Chet interrupted her. “You ain’t got to get all mad and everything. I’ll tell you what’s happening. Two of the Tree brothers came by here twenty minutes ago, looking for LaValle. Ben Tree, he say that LaValle snuck out of his gambling joint owing big money. And the word on the street is when Ben’s wife tried to stop him from leaving, LaValle cold-cocked her. Ben say that when he find him, he gon’ let his blood flow. And he offered five hundred dollars for anybody who knows where LaValle is.” This last sentence was said in a manner that implied that lots of people were interested in collecting the reward.

“Thanks, Chet. I owe you.” Verna rolled up her window and got her bag. “Damn! LaValle’s been a busy little beaver tonight!”

“Are you going to go in and warn LaValle?” Eartha asked Verna. The fear was back. She could feel it in her chest.

“I bet somebody here’s already on the phone to the Trees. This is where I get out, honey,” Verna retorted in her cold, professional voice. “He’s cute and I like him, but I’m not dying for him or with him!”

Eartha was shocked. “You’ve got to go in and warn LaValle,” she urged. “Is this all that friendship means to you?”

“He ain’t my friend,” Verna snapped. “If he was my friend, he would have treated me better. And for that matter, he ain’t your friend either. If you had any brains at all, you’d be driving out of here right now. That fool has started a war!”

“I can’t leave Val,” Eartha answered. “He’s family. His brother would never forgive me.”

“You probably right,” Verna acknowledged as she opened the car door. “But that’s your problem, not mine. Val had plenty chances to make me family and he didn’t. I’m out of here!” She got out and slammed the car door shut. The men around the liquor store made several crude comments about her body and what they would do to it if
given the chance. The men didn’t bother Verna. She was used to attracting male attention. She knew how to deal with it. But she was bothered by Eartha’s words. In fact, Verna felt guilty. She briefly considered going in and warning LaValle until she saw a large, late-model car pull up across the street and turn off its lights. The men in its interior did not get out. They were waiting. She figured there must have been a stampede to collect the reward when LaValle appeared at Mike’s. Verna’s survival mechanism kicked into high gear and she stepped on down the street without looking back.

LaValle came out several minutes later with a bottle of scotch in his hand. He opened the back door and got in. “Where’s Verna?” he asked.

“She left when she found out that the Tree brothers are looking for you for beating up Ben’s wife.” Eartha was barely able to force the words out. She felt soiled by his presence. She had no doubt that LaValle had punched someone’s wife. She started the car and pulled out of her parking space.

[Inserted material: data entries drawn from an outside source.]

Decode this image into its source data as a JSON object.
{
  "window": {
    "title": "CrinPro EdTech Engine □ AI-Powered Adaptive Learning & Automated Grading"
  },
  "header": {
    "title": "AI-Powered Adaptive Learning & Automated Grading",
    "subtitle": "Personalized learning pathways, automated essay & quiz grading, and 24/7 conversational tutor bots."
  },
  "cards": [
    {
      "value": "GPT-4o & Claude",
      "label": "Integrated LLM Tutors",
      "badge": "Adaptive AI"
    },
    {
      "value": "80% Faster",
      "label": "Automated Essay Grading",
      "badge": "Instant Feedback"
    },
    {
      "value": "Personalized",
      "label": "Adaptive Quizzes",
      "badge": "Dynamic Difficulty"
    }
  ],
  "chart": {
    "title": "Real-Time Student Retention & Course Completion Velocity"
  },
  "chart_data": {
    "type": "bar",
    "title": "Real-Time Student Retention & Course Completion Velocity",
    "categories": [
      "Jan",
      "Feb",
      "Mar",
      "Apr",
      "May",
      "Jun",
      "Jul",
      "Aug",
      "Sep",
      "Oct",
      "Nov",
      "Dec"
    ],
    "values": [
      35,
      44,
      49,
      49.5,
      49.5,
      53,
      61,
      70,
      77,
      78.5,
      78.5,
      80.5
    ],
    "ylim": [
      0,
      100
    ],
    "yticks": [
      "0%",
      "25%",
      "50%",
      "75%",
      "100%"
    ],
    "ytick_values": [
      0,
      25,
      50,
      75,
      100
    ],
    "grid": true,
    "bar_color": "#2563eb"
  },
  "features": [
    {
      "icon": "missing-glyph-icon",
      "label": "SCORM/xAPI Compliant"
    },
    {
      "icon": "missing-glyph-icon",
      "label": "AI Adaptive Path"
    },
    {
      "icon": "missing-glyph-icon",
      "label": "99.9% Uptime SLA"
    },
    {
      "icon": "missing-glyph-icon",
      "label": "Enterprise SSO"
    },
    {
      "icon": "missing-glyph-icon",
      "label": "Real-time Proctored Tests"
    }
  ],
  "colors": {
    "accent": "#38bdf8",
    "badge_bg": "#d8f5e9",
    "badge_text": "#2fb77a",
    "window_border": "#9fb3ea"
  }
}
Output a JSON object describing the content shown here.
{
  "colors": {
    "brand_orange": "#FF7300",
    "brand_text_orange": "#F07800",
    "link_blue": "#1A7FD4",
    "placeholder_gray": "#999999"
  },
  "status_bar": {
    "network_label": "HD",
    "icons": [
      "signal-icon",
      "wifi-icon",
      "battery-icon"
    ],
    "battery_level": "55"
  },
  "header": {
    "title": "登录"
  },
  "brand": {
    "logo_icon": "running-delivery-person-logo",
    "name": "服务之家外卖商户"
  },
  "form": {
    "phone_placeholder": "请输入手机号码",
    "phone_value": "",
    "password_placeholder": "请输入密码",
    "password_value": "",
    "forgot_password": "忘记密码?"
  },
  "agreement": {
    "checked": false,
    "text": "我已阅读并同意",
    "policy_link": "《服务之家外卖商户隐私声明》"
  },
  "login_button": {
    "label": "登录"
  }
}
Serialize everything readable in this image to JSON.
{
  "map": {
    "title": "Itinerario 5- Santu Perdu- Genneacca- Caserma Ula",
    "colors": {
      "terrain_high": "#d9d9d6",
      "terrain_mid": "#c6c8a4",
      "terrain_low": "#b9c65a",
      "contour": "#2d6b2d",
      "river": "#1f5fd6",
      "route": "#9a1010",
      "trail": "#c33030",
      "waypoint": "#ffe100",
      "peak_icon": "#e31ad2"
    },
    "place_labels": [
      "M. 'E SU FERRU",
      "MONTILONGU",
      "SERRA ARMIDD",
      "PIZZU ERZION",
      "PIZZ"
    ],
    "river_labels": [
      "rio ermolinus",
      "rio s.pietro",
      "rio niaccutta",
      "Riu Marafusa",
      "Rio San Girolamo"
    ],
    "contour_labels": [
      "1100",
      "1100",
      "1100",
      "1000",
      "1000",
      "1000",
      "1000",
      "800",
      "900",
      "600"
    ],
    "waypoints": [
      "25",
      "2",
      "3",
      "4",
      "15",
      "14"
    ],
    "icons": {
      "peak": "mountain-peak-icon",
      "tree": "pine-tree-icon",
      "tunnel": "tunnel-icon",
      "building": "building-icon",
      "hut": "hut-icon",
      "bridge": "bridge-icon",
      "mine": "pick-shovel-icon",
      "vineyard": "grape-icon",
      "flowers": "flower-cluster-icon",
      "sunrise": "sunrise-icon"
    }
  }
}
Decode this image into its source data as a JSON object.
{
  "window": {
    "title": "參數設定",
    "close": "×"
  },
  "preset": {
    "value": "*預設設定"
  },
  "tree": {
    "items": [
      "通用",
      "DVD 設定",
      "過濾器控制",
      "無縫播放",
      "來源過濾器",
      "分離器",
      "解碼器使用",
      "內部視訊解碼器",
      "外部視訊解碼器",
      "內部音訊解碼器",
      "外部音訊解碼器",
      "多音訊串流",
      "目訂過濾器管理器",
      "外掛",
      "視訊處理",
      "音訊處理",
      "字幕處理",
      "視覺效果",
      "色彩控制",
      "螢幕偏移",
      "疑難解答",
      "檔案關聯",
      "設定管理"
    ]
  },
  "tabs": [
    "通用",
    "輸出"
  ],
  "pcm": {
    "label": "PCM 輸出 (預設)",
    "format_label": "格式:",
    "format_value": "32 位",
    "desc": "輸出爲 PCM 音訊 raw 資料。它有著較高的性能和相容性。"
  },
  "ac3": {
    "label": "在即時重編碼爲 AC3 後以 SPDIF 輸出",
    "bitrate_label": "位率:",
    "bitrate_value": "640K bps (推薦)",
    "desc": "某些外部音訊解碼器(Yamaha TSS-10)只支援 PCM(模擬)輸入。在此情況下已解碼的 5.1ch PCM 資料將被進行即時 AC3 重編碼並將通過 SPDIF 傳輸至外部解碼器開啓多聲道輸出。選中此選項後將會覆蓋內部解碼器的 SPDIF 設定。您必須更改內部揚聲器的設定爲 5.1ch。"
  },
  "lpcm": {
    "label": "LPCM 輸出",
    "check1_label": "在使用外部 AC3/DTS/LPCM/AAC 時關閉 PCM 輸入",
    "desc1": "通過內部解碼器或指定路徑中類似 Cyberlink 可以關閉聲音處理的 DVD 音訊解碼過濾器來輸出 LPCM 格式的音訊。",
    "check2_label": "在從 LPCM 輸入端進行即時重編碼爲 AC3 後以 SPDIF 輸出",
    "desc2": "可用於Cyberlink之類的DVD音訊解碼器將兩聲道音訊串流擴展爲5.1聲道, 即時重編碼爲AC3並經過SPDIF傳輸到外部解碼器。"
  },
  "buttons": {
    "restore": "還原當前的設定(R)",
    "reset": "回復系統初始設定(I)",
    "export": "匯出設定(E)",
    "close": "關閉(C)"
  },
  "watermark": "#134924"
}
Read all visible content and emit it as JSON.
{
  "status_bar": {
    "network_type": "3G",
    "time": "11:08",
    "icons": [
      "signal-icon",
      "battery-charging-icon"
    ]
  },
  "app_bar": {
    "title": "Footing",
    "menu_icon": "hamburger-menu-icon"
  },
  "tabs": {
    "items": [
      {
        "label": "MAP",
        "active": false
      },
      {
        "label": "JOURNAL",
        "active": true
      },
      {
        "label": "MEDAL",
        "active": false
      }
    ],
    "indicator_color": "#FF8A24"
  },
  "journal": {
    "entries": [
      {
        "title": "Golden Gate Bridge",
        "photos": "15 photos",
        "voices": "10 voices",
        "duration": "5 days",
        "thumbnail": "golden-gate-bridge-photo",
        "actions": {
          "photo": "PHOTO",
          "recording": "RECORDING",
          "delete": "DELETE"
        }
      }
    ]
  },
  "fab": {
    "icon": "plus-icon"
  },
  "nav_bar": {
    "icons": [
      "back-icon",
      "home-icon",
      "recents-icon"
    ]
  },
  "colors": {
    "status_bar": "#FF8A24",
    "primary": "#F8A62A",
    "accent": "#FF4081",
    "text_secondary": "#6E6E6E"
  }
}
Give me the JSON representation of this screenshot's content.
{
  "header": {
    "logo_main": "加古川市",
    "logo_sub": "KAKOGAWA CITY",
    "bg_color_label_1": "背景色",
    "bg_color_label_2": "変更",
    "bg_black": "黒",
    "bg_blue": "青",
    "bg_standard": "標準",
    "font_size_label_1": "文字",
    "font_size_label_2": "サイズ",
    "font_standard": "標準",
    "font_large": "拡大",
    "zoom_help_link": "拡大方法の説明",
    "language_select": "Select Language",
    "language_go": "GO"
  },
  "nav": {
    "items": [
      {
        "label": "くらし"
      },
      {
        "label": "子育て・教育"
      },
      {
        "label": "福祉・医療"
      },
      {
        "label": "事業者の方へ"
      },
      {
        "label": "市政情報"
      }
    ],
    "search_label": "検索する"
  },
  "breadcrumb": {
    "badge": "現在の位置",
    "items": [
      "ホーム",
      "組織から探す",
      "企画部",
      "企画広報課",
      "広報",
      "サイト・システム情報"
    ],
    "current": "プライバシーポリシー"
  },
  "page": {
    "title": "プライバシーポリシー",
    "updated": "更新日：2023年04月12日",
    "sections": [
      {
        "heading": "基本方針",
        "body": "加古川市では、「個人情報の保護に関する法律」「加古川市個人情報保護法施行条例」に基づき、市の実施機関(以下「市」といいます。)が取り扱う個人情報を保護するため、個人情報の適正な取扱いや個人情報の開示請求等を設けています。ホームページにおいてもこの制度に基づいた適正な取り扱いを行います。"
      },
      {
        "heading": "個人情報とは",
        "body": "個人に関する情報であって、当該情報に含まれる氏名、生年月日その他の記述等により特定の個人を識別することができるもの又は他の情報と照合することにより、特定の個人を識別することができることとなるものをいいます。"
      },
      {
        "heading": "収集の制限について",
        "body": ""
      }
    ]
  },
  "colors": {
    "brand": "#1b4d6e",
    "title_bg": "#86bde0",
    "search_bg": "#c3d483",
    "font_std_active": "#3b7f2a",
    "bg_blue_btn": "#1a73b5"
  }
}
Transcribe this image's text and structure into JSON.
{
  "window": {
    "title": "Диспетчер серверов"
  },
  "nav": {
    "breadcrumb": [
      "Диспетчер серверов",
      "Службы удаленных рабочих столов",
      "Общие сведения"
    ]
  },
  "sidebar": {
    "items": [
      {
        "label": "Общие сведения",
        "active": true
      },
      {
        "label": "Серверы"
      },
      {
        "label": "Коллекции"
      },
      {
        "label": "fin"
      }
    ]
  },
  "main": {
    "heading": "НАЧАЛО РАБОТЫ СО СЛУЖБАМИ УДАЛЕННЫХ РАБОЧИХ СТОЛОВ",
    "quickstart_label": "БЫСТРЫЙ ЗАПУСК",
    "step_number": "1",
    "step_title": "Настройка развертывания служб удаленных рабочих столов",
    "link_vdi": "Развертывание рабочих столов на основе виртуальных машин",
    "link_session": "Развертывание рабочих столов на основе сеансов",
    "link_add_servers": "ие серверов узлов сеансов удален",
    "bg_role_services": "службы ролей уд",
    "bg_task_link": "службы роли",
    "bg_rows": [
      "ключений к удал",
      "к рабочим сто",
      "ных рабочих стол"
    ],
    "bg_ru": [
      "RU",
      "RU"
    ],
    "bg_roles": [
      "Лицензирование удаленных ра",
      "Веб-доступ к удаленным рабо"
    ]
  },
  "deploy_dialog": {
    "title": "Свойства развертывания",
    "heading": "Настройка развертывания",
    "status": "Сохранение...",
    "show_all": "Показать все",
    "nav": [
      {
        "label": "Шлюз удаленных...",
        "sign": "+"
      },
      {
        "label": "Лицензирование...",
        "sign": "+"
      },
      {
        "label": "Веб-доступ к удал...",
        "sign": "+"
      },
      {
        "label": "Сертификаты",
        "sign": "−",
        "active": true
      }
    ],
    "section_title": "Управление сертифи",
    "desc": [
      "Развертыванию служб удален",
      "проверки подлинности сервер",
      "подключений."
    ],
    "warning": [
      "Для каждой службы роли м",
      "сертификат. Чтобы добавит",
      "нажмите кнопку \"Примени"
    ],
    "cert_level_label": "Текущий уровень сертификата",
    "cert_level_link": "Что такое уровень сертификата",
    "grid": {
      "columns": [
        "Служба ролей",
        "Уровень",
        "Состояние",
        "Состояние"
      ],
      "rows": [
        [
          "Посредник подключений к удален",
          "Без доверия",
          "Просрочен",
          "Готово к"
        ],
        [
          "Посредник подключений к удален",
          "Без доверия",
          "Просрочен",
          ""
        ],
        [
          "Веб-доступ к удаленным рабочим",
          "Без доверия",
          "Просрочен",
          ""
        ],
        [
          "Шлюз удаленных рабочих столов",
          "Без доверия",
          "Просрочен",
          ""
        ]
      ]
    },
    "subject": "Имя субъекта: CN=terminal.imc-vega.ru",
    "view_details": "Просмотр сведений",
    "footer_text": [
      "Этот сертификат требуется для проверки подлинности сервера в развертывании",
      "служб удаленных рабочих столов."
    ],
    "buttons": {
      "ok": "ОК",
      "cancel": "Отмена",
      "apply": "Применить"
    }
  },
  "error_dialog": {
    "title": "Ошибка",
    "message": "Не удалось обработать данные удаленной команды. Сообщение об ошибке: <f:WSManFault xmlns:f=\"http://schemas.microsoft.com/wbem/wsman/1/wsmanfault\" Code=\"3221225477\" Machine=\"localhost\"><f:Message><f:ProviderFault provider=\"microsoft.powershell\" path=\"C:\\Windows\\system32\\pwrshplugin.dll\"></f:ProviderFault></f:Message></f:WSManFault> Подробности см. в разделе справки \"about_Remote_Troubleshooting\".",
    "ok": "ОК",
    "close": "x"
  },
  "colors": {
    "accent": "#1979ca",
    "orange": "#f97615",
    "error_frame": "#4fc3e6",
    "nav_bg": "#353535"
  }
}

Unseen by Eartha, the large, late-model car followed her car into the crosstown traffic.

“Oh, you heard about that, huh?” LaValle asked, taking a long drink out of the bottle of scotch. He belched and said, “Ain’t no big thing. She liked it.”

Suddenly, her heart began to pound so loudly that she scarcely thought she could hear. There appeared to be no level to which her brother-in-law would not sink. She turned off Portola onto a small street that wound above St. Francis Woods and led eventually to Ocean Avenue. It was then that she noticed that they were being followed. For the first time, she was frightened for herself. If indeed the car behind her was following her, it was because of LaValle. If she was found with him, she would receive a fate similar to his. The thought caused chills to run up and down her spine. She resolved in that moment that she would not let herself be forced off the road and under no circumstances would she stop. Eartha pressed down on the gas and felt the big Packard reassuringly surge forward.